That head-splitting migraine attack that knocks you off your feet may also put you at risk of permanent changes in the brain, an analysis of 19 studies said.

The potential for increased abnormalities in the signal-carrying white matter of the brain appears strongest among those who suffer headache warning symptoms, such as flashes of light, blind spots and tingling, said the analysis published online in the journal Neurology. Those "migraine with aura" sufferers were about 1.7 times as likely to have such anomalies than were the non-migraine population, the analysis found.

But the significance of these white-matter blips and other tissue changes remains elusive, and there is some question about whether the variances mark a migraine-prone brain or the ravages of the attacks, researchers said. Migraine headaches affect about 10 percent-15 percent of the population, and about a third of those experience aura symptoms, the study said.

Fast care doesn't lower heart deaths

One of the most successful efforts in modern medicine, cutting the time it takes to treat heart-attack patients after they arrive at a hospital, has failed to deliver on its most highly anticipated benefit: saving lives.

A study of 96,738 patients experiencing a massive heart attack showed time to treatment was reduced 20 percent to 67 minutes from 2005 to 2009 because of improved coordination among hospital units and emergency workers. Still, about 5 percent of patients died in the hospital in 2009, almost the same as four years earlier when care was slower, said research in the New England Journal of Medicine. The findings suggest additional efforts to treat patients faster once they reach the hospital could be in vain and may lead to errors in care, said Daniel Menees, an interventional cardiologist at the University of Michigan Medical School. Instead, public efforts should focus on other approaches, including teaching patients to recognize symptoms and encouraging them to reach out for help more quickly.

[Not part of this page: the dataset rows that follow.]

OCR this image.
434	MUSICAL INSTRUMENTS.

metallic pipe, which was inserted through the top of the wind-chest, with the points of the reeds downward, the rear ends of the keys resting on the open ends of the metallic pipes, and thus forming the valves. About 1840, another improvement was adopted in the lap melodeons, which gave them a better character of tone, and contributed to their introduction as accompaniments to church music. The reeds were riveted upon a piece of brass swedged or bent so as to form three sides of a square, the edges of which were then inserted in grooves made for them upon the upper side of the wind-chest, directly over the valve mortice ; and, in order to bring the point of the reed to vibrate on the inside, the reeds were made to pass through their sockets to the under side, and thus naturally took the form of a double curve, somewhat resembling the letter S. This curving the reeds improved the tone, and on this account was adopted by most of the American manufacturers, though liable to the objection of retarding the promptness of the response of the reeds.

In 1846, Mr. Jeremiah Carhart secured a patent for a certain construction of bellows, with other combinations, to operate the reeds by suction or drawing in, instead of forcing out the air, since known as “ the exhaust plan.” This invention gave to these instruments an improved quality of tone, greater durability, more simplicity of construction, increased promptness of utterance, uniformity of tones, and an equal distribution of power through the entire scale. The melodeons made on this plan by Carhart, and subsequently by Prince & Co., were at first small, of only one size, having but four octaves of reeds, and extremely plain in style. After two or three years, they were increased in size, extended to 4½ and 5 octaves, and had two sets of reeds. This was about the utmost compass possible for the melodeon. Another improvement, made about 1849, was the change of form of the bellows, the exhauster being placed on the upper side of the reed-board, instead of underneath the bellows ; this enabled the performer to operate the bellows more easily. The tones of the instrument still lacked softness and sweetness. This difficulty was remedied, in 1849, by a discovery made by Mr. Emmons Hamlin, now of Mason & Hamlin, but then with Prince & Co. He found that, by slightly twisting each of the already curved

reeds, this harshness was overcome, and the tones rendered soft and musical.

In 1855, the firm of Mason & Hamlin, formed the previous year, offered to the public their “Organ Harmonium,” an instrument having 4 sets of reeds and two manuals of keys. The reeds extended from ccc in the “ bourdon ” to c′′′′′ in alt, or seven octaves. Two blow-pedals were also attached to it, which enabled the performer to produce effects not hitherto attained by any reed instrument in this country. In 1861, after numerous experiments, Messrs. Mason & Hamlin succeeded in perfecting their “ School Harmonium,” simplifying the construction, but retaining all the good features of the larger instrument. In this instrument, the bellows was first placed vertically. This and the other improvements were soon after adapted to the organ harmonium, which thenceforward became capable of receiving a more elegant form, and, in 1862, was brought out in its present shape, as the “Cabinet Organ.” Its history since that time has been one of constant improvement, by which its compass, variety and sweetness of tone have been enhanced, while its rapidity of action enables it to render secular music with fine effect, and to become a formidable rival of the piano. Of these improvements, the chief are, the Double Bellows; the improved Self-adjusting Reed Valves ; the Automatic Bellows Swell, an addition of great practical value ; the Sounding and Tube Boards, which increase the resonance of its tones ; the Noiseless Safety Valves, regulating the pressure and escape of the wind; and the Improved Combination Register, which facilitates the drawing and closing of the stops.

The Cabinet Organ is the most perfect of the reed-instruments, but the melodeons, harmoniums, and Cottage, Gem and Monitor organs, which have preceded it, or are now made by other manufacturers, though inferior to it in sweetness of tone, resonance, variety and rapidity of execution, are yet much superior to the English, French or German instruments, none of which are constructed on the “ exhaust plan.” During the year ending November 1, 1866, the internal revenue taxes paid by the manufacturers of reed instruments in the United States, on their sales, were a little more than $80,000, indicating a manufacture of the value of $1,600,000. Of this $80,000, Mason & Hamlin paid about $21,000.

Is baby genome testing worth it?

For thousands of newborns born around Boston; San Francisco; Kansas City, Missouri; and North Carolina over the next several years, a full genomic sequencing may be among the medical tests conducted in the first days of baby's life.

The procedure is anything but routine. But $20 million in grants announced by the National Institutes of Health will help decide whether such genomic analysis should be among the routine screenings conducted on all newborns.

Researchers aim to sequence the babies' entire genomes in as few as 50 hours-turnaround time on a par with pinprick blood tests now routinely conducted to detect metabolic disorders such as phenylketonuria, blood disorders such as sickle cell anemia, endocrine disorders such as hypothyroidism or inherited diseases such as cystic fibrosis.